Gus Aniq, sapaan akrabnya, mengatakan data pribadi termasuk dalam kategori rahasia personal yang harus memperoleh perlindungan.

Menurut dia, pihak lain yang diberi kewenangan mengakses data tersebut juga mempunyai tanggung jawab untuk menjaganya agar tidak tersebar.

"Pihak lain yang diizinkan untuk mengakses data tersebut juga memiliki tanggung jawab untuk menjaganya agar tidak tersebar," kata dia.

Ia menambahkan, Pasal 4 Undang-Undang Nomor 27 Tahun 2022 tentang Perlindungan Data Pribadi membagi data pribadi menjadi dua kategori, yakni data spesifik dan data umum.

Data pribadi yang bersifat spesifik meliputi data biometrik, data genetika, dan catatan kejahatan.
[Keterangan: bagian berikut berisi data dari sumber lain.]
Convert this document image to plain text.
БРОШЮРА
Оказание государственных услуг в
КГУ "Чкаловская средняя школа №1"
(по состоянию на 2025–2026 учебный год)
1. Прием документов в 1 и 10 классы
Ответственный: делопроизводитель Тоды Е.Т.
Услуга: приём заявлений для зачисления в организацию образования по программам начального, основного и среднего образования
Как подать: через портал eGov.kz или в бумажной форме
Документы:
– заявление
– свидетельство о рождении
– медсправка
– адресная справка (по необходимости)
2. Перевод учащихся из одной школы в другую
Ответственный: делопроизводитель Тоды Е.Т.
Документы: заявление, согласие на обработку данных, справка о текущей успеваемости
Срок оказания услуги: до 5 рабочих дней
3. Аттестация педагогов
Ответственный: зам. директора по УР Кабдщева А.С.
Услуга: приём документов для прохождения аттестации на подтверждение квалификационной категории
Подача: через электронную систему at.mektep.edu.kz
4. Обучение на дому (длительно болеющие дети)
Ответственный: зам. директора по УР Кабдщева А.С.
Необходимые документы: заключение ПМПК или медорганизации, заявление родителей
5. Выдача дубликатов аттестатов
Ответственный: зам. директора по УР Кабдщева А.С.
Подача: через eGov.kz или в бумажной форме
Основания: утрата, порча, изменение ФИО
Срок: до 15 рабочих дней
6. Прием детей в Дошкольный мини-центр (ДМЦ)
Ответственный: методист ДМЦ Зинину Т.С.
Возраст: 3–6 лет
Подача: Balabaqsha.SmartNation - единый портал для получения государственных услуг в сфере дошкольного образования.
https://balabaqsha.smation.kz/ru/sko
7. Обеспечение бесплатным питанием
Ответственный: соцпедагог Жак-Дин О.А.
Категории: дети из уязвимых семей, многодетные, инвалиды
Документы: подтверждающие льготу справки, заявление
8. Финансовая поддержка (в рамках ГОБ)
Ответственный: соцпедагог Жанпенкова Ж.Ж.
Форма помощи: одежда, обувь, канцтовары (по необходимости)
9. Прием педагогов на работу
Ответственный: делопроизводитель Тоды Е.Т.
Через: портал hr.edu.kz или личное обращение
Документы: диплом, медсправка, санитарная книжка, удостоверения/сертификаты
Sementara itu, data pribadi yang bersifat umum mencakup nama lengkap, jenis kelamin, agama, status perkawinan, dan/atau data pribadi yang dikombinasikan untuk mengidentifikasi seseorang.
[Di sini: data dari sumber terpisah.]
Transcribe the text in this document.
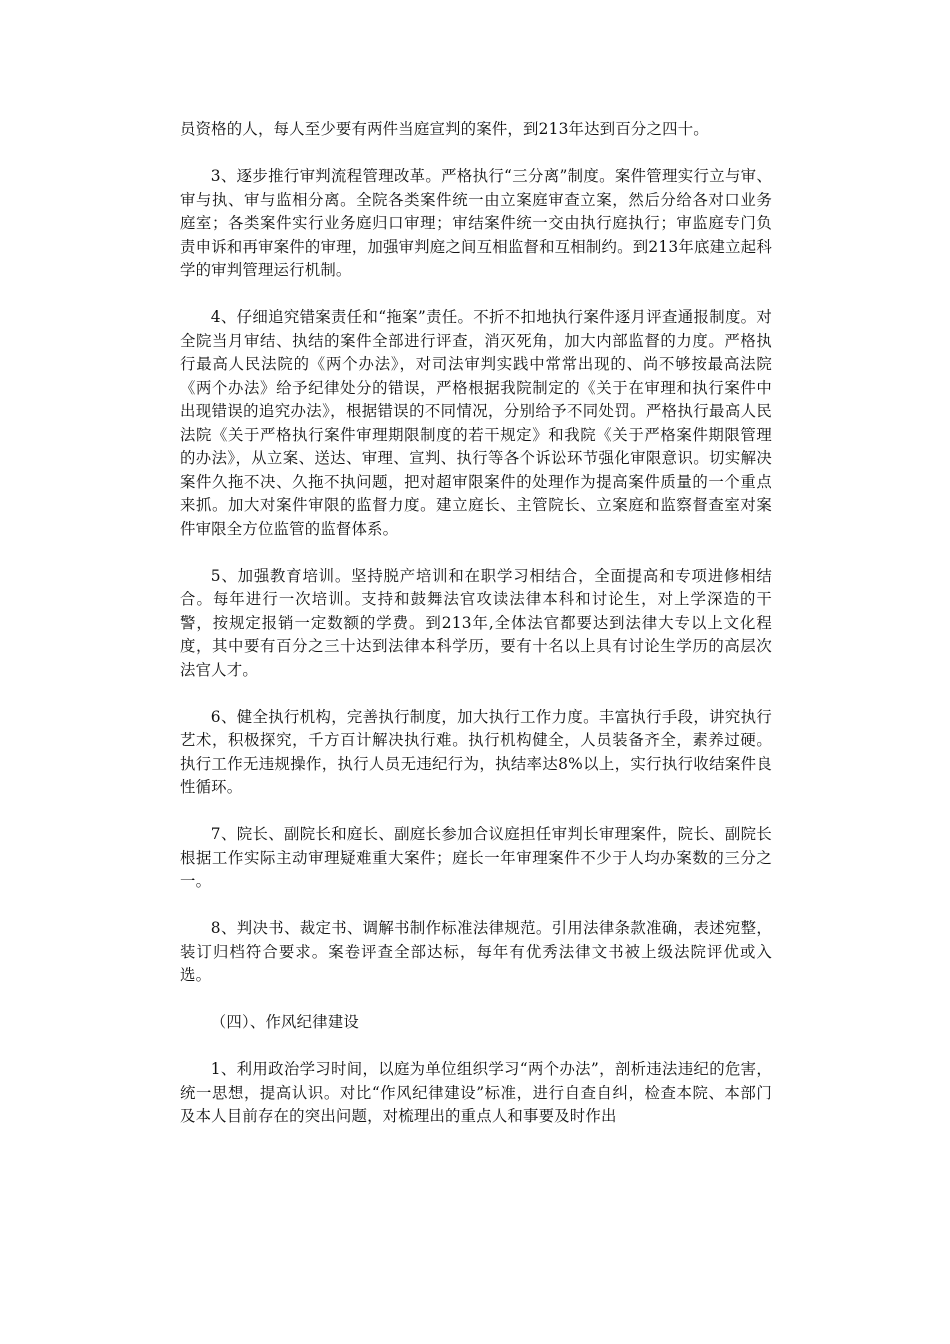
员资格的人，每人至少要有两件当庭宣判的案件，到213年达到百分之四十。

3、逐步推行审判流程管理改革。严格执行“三分离”制度。案件管理实行立与审、审与执、审与监相分离。全院各类案件统一由立案庭审查立案，然后分给各对口业务庭室；各类案件实行业务庭归口审理；审结案件统一交由执行庭执行；审监庭专门负责申诉和再审案件的审理，加强审判庭之间互相监督和互相制约。到213年底建立起科学的审判管理运行机制。

4、仔细追究错案责任和“拖案”责任。不折不扣地执行案件逐月评查通报制度。对全院当月审结、执结的案件全部进行评查，消灭死角，加大内部监督的力度。严格执行最高人民法院的《两个办法》，对司法审判实践中常常出现的、尚不够按最高法院《两个办法》给予纪律处分的错误，严格根据我院制定的《关于在审理和执行案件中出现错误的追究办法》，根据错误的不同情况，分别给予不同处罚。严格执行最高人民法院《关于严格执行案件审理期限制度的若干规定》和我院《关于严格案件期限管理的办法》，从立案、送达、审理、宣判、执行等各个诉讼环节强化审限意识。切实解决案件久拖不决、久拖不执问题，把对超审限案件的处理作为提高案件质量的一个重点来抓。加大对案件审限的监督力度。建立庭长、主管院长、立案庭和监察督查室对案件审限全方位监管的监督体系。

5、加强教育培训。坚持脱产培训和在职学习相结合，全面提高和专项进修相结合。每年进行一次培训。支持和鼓舞法官攻读法律本科和讨论生，对上学深造的干警，按规定报销一定数额的学费。到213年,全体法官都要达到法律大专以上文化程度，其中要有百分之三十达到法律本科学历，要有十名以上具有讨论生学历的高层次法官人才。

6、健全执行机构，完善执行制度，加大执行工作力度。丰富执行手段，讲究执行艺术，积极探究，千方百计解决执行难。执行机构健全，人员装备齐全，素养过硬。执行工作无违规操作，执行人员无违纪行为，执结率达8%以上，实行执行收结案件良性循环。

7、院长、副院长和庭长、副庭长参加合议庭担任审判长审理案件，院长、副院长根据工作实际主动审理疑难重大案件；庭长一年审理案件不少于人均办案数的三分之一。

8、判决书、裁定书、调解书制作标准法律规范。引用法律条款准确，表述宛整，装订归档符合要求。案卷评查全部达标，每年有优秀法律文书被上级法院评优或入选。

（四）、作风纪律建设

1、利用政治学习时间，以庭为单位组织学习“两个办法”，剖析违法违纪的危害，统一思想，提高认识。对比“作风纪律建设”标准，进行自查自纠，检查本院、本部门及本人目前存在的突出问题，对梳理出的重点人和事要及时作出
NU Nilai Data Pribadi Memiliki Nilai dan Masuk Kategori Al-Mal Al-Ma'nawi

Gus Aniq menjelaskan, menurut Imam As-Syafi'i, harta adalah sesuatu yang memiliki nilai sehingga dapat menjadi objek transaksi dan wajib diganti apabila mengalami kerusakan.

Namun, seiring perkembangan zaman, definisi harta tidak lagi terbatas pada benda fisik, melainkan juga mencakup sesuatu yang bersifat nonfisik dan dinilai memiliki nilai finansial oleh masyarakat, seperti hak merek dagang dan hak kekayaan intelektual.

"Sehingga dalam hal ini, data pribadi bisa dikategorikan menjadi al-mal al ma'nawi sebagai basis data bagi berbagai macam pengendali data pribadi," ujar dia.

Dengan pandangan tersebut, pengendali data pribadi berkewajiban melindungi data konsumen sebagai bentuk realisasi hifzhul mal dalam konsep maqashid syariah.

Menurut Gus Aniq, data pribadi yang tidak memiliki nilai komersial secara nyata tetap wajib dilindungi oleh pihak pengendali data, baik platform digital maupun pemerintah.

Hal itu karena data pribadi dapat menimbulkan dampak buruk bagi pemiliknya dan berkaitan erat dengan martabat manusia.

"Oleh karena itu, data pribadi yang bersifat spesifik juga memiliki kewajiban untuk dilindungi oleh pengendali data pribadi sebagai implementasi salah satu unsur maqashid syariah," kata dia.

Penguasaan Data Tanpa Izin Disebut Ghasab dan Perlu Disanksi

Forum tersebut juga merumuskan bahwa penguasaan data pribadi milik orang lain tanpa kerelaan (ghairu ridha) dan tanpa mekanisme yang benar merupakan perbuatan ghasab yang dilarang dalam Islam.

Terlebih apabila pihak yang melakukan ghasab memproses data pribadi tersebut dan memperoleh keuntungan besar darinya.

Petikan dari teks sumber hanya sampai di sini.